For de la bella caiba fuge lo usignolo.
Piange lo fantino però che non trova
lu so osilino ne la gaiba nova;
e dice cu dolo: chi gli avrì l'usolo?
E in un boschetto se mise ad andare,
sentì l'oseletto si dolce cantare.
— Oì bel lusignolo, torna nei mio broylo;
oì bel lusignolo, torna nel mio broylo.

   Non profanerò questo tesoro con un inutile commento. Ma non sentite?, si dolce cantare. Che sarebbe della poesia, se a queste tre parolette brevi fosse sostituito un fio fio fio? E se continuasse e l'uccellino rispondesse al bimbo: Addio, dio, dio, dio, dio, lasciami libero, libero, libero, lib....? Non potremmo né commuoverci ne sognare: tutto sarebbe chiuso, definito, chiaro e meschino.
   Cosi fa il Pascoli troppo spesso nelle Myricae e nei Canti, e la trascrizione dei canti e dei suoni non è che una delle manifestazioni più evidenti di questa assenza d'ombre e di profondità nella sua poesia.

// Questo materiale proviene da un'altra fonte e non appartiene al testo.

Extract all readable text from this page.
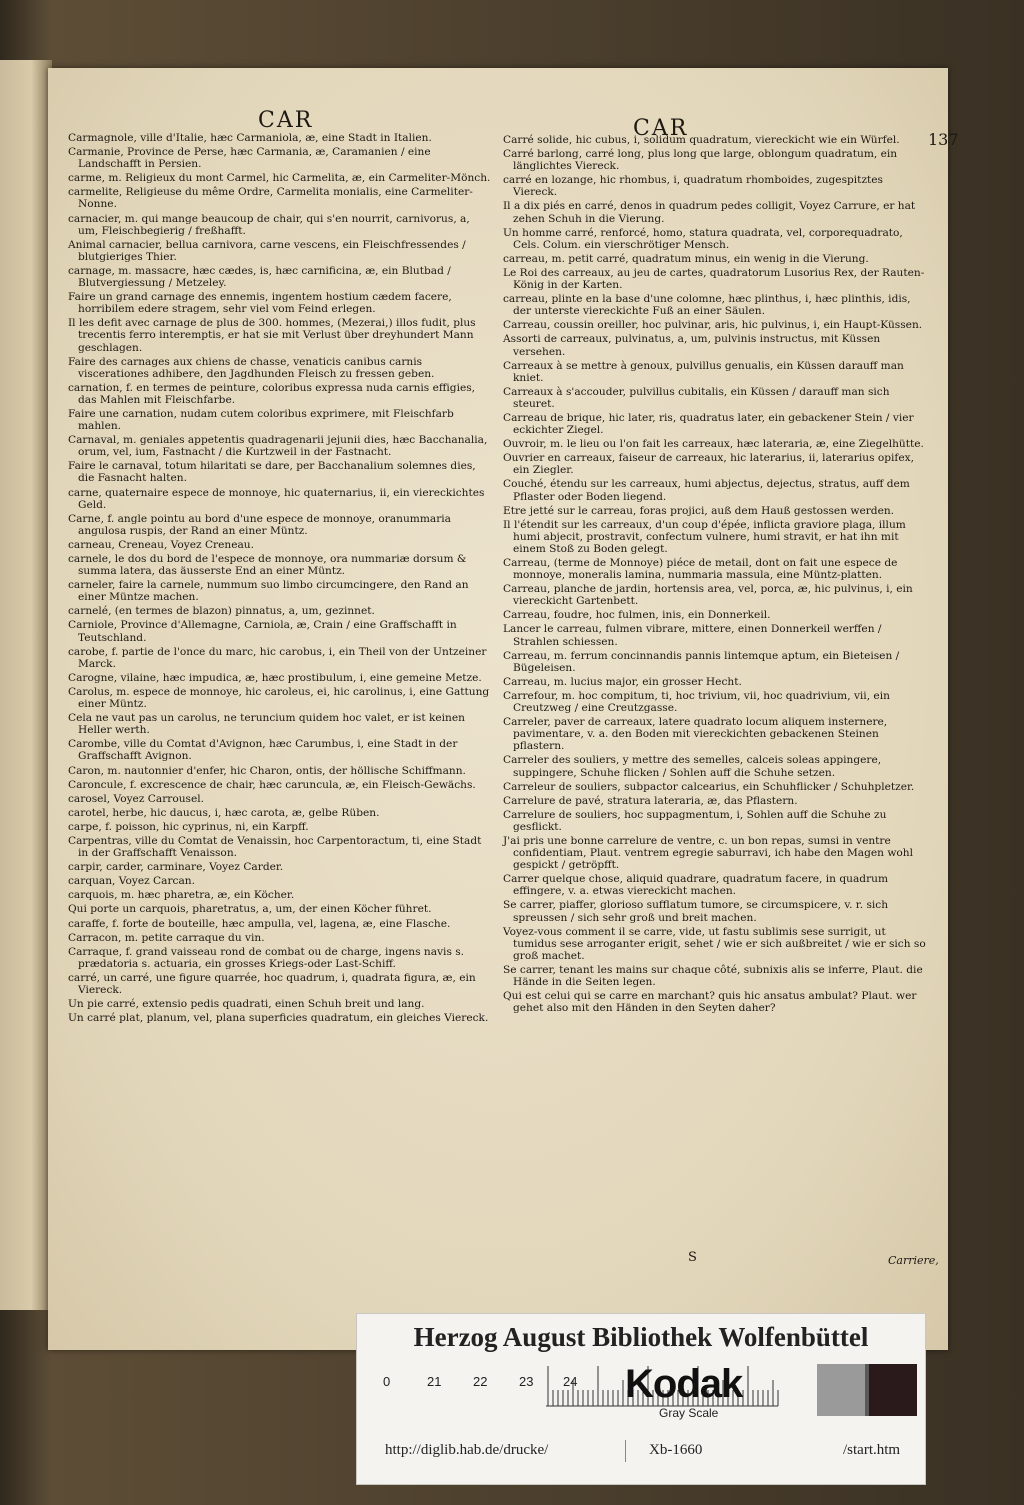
CAR	CAR	137
Carmagnole, ville d'Italie, hæc Carmaniola, æ, eine Stadt in Italien.
Carmanie, Province de Perse, hæc Carmania, æ, Caramanien / eine Landschafft in Persien.
carme, m. Religieux du mont Carmel, hic Carmelita, æ, ein Carmeliter-Mönch.
carmelite, Religieuse du même Ordre, Carmelita monialis, eine Carmeliter-Nonne.
carnacier, m. qui mange beaucoup de chair, qui s'en nourrit, carnivorus, a, um, Fleischbegierig / freßhafft.
Animal carnacier, bellua carnivora, carne vescens, ein Fleischfressendes / blutgieriges Thier.
carnage, m. massacre, hæc cædes, is, hæc carnificina, æ, ein Blutbad / Blutvergiessung / Metzeley.
Faire un grand carnage des ennemis, ingentem hostium cædem facere, horribilem edere stragem, sehr viel vom Feind erlegen.
Il les defit avec carnage de plus de 300. hommes, (Mezerai,) illos fudit, plus trecentis ferro interemptis, er hat sie mit Verlust über dreyhundert Mann geschlagen.
Faire des carnages aux chiens de chasse, venaticis canibus carnis viscerationes adhibere, den Jagdhunden Fleisch zu fressen geben.
carnation, f. en termes de peinture, coloribus expressa nuda carnis effigies, das Mahlen mit Fleischfarbe.
Faire une carnation, nudam cutem coloribus exprimere, mit Fleischfarb mahlen.
Carnaval, m. geniales appetentis quadragenarii jejunii dies, hæc Bacchanalia, orum, vel, ium, Fastnacht / die Kurtzweil in der Fastnacht.
Faire le carnaval, totum hilaritati se dare, per Bacchanalium solemnes dies, die Fasnacht halten.
carne, quaternaire espece de monnoye, hic quaternarius, ii, ein viereckichtes Geld.
Carne, f. angle pointu au bord d'une espece de monnoye, oranummaria angulosa ruspis, der Rand an einer Müntz.
carneau, Creneau, Voyez Creneau.
carnele, le dos du bord de l'espece de monnoye, ora nummariæ dorsum & summa latera, das äusserste End an einer Müntz.
carneler, faire la carnele, nummum suo limbo circumcingere, den Rand an einer Müntze machen.
carnelé, (en termes de blazon) pinnatus, a, um, gezinnet.
Carniole, Province d'Allemagne, Carniola, æ, Crain / eine Graffschafft in Teutschland.
carobe, f. partie de l'once du marc, hic carobus, i, ein Theil von der Untzeiner Marck.
Carogne, vilaine, hæc impudica, æ, hæc prostibulum, i, eine gemeine Metze.
Carolus, m. espece de monnoye, hic caroleus, ei, hic carolinus, i, eine Gattung einer Müntz.
Cela ne vaut pas un carolus, ne teruncium quidem hoc valet, er ist keinen Heller werth.
Carombe, ville du Comtat d'Avignon, hæc Carumbus, i, eine Stadt in der Graffschafft Avignon.
Caron, m. nautonnier d'enfer, hic Charon, ontis, der höllische Schiffmann.
Caroncule, f. excrescence de chair, hæc caruncula, æ, ein Fleisch-Gewächs.
carosel, Voyez Carrousel.
carotel, herbe, hic daucus, i, hæc carota, æ, gelbe Rüben.
carpe, f. poisson, hic cyprinus, ni, ein Karpff.
Carpentras, ville du Comtat de Venaissin, hoc Carpentoractum, ti, eine Stadt in der Graffschafft Venaisson.
carpir, carder, carminare, Voyez Carder.
carquan, Voyez Carcan.
carquois, m. hæc pharetra, æ, ein Köcher.
Qui porte un carquois, pharetratus, a, um, der einen Köcher führet.
caraffe, f. forte de bouteille, hæc ampulla, vel, lagena, æ, eine Flasche.
Carracon, m. petite carraque du vin.
Carraque, f. grand vaisseau rond de combat ou de charge, ingens navis s. prædatoria s. actuaria, ein grosses Kriegs-oder Last-Schiff.
carré, un carré, une figure quarrée, hoc quadrum, i, quadrata figura, æ, ein Viereck.
Un pie carré, extensio pedis quadrati, einen Schuh breit und lang.
Un carré plat, planum, vel, plana superficies quadratum, ein gleiches Viereck.
Carré solide, hic cubus, i, solidum quadratum, viereckicht wie ein Würfel.
Carré barlong, carré long, plus long que large, oblongum quadratum, ein länglichtes Viereck.
carré en lozange, hic rhombus, i, quadratum rhomboides, zugespitztes Viereck.
Il a dix piés en carré, denos in quadrum pedes colligit, Voyez Carrure, er hat zehen Schuh in die Vierung.
Un homme carré, renforcé, homo, statura quadrata, vel, corporequadrato, Cels. Colum. ein vierschrötiger Mensch.
carreau, m. petit carré, quadratum minus, ein wenig in die Vierung.
Le Roi des carreaux, au jeu de cartes, quadratorum Lusorius Rex, der Rauten-König in der Karten.
carreau, plinte en la base d'une colomne, hæc plinthus, i, hæc plinthis, idis, der unterste viereckichte Fuß an einer Säulen.
Carreau, coussin oreiller, hoc pulvinar, aris, hic pulvinus, i, ein Haupt-Küssen.
Assorti de carreaux, pulvinatus, a, um, pulvinis instructus, mit Küssen versehen.
Carreaux à se mettre à genoux, pulvillus genualis, ein Küssen darauff man kniet.
Carreaux à s'accouder, pulvillus cubitalis, ein Küssen / darauff man sich steuret.
Carreau de brique, hic later, ris, quadratus later, ein gebackener Stein / vier eckichter Ziegel.
Ouvroir, m. le lieu ou l'on fait les carreaux, hæc lateraria, æ, eine Ziegelhütte.
Ouvrier en carreaux, faiseur de carreaux, hic laterarius, ii, laterarius opifex, ein Ziegler.
Couché, étendu sur les carreaux, humi abjectus, dejectus, stratus, auff dem Pflaster oder Boden liegend.
Etre jetté sur le carreau, foras projici, auß dem Hauß gestossen werden.
Il l'étendit sur les carreaux, d'un coup d'épée, inflicta graviore plaga, illum humi abjecit, prostravit, confectum vulnere, humi stravit, er hat ihn mit einem Stoß zu Boden gelegt.
Carreau, (terme de Monnoye) piéce de metail, dont on fait une espece de monnoye, moneralis lamina, nummaria massula, eine Müntz-platten.
Carreau, planche de jardin, hortensis area, vel, porca, æ, hic pulvinus, i, ein viereckicht Gartenbett.
Carreau, foudre, hoc fulmen, inis, ein Donnerkeil.
Lancer le carreau, fulmen vibrare, mittere, einen Donnerkeil werffen / Strahlen schiessen.
Carreau, m. ferrum concinnandis pannis lintemque aptum, ein Bieteisen / Bügeleisen.
Carreau, m. lucius major, ein grosser Hecht.
Carrefour, m. hoc compitum, ti, hoc trivium, vii, hoc quadrivium, vii, ein Creutzweg / eine Creutzgasse.
Carreler, paver de carreaux, latere quadrato locum aliquem insternere, pavimentare, v. a. den Boden mit viereckichten gebackenen Steinen pflastern.
Carreler des souliers, y mettre des semelles, calceis soleas appingere, suppingere, Schuhe flicken / Sohlen auff die Schuhe setzen.
Carreleur de souliers, subpactor calcearius, ein Schuhflicker / Schuhpletzer.
Carrelure de pavé, stratura lateraria, æ, das Pflastern.
Carrelure de souliers, hoc suppagmentum, i, Sohlen auff die Schuhe zu gesflickt.
J'ai pris une bonne carrelure de ventre, c. un bon repas, sumsi in ventre confidentiam, Plaut. ventrem egregie saburravi, ich habe den Magen wohl gespickt / getröpfft.
Carrer quelque chose, aliquid quadrare, quadratum facere, in quadrum effingere, v. a. etwas viereckicht machen.
Se carrer, piaffer, glorioso sufflatum tumore, se circumspicere, v. r. sich spreussen / sich sehr groß und breit machen.
Voyez-vous comment il se carre, vide, ut fastu sublimis sese surrigit, ut tumidus sese arroganter erigit, sehet / wie er sich außbreitet / wie er sich so groß machet.
Se carrer, tenant les mains sur chaque côté, subnixis alis se inferre, Plaut. die Hände in die Seiten legen.
Qui est celui qui se carre en marchant? quis hic ansatus ambulat? Plaut. wer gehet also mit den Händen in den Seyten daher?
S	Carriere,
Herzog August Bibliothek Wolfenbüttel
0	21 22 23 24 Kodak
Gray Scale
http://diglib.hab.de/drucke/	Xb-1660	/start.htm
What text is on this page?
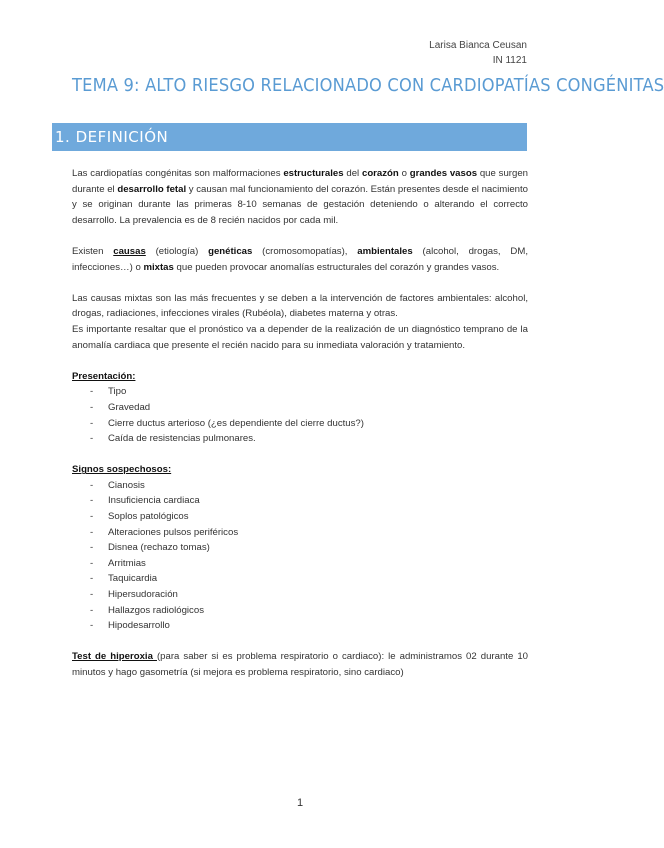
Larisa Bianca Ceusan
IN 1121
TEMA 9: ALTO RIESGO RELACIONADO CON CARDIOPATÍAS CONGÉNITAS
1. DEFINICIÓN

Las cardiopatías congénitas son malformaciones estructurales del corazón o grandes vasos que surgen durante el desarrollo fetal y causan mal funcionamiento del corazón. Están presentes desde el nacimiento y se originan durante las primeras 8-10 semanas de gestación deteniendo o alterando el correcto desarrollo. La prevalencia es de 8 recién nacidos por cada mil.

Existen causas (etiología) genéticas (cromosomopatías), ambientales (alcohol, drogas, DM, infecciones…) o mixtas que pueden provocar anomalías estructurales del corazón y grandes vasos.

Las causas mixtas son las más frecuentes y se deben a la intervención de factores ambientales: alcohol, drogas, radiaciones, infecciones virales (Rubéola), diabetes materna y otras.

Es importante resaltar que el pronóstico va a depender de la realización de un diagnóstico temprano de la anomalía cardiaca que presente el recién nacido para su inmediata valoración y tratamiento.

Presentación:
- Tipo
- Gravedad
- Cierre ductus arterioso (¿es dependiente del cierre ductus?)
- Caída de resistencias pulmonares.
Signos sospechosos:
- Cianosis
- Insuficiencia cardiaca
- Soplos patológicos
- Alteraciones pulsos periféricos
- Disnea (rechazo tomas)
- Arritmias
- Taquicardia
- Hipersudoración
- Hallazgos radiológicos
- Hipodesarrollo

Test de hiperoxia (para saber si es problema respiratorio o cardiaco): le administramos 02 durante 10 minutos y hago gasometría (si mejora es problema respiratorio, sino cardiaco)

1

So bene che cosa valgano Fides e i Due Cugini e il Cocco e il Sogno della Vergine; ma troppo spesso ci chiude piuttosto di aprire la nostra anima, immiserisce piuttosto d'interrogare, canta la natura senza orizzonte, i bambini senza anima. Soffrono il freddo e la fame, piangono, ma non guardano; e il bambino è poeta perchè guarda. Sono piccoli uomini deboli, non fanciullini, e gli uccelli sono piccoli fanciullini più deboli e più timidi, nient'altro, per il Pascoli minore. Lungi dall'approfondire la nostra coscienza, egli ama ricondurre i sentimenti alla superficie; i suoi paesi, i suoi uccellini, le sue creature potrebbero star tutte, dipinte, su un paravento giapponese.
   Perciò, quand'io leggevo l'ultimo di questi Canti, nel quale sono alcune parole di bello orgoglio, commentate poi nella nota con troppa modestia, nel quale il poeta dice:

Io sogno! io sogno, o muto autor del male:
ma se di quelli che dannasti a morte
col padre loro, fosse, uno, Immortale!

   io pensavo: grande, immortale, poeta, si! Ma per poche delle Myncae primaverili ed autunnali, ma piuttosto per il libro del Mistero e per Ahasvero errante e per l'Ignoto e per la Morte con la sua lampana accesa e per la bronzea porta d'Occidente! Grande poeta, ma per ciò che ha cantato quando ha volato, non come il pettírosso, ma come l'aquila, o, se più gli piace, come l'allodola.
   Allodola, che canta ben altro che le freddure.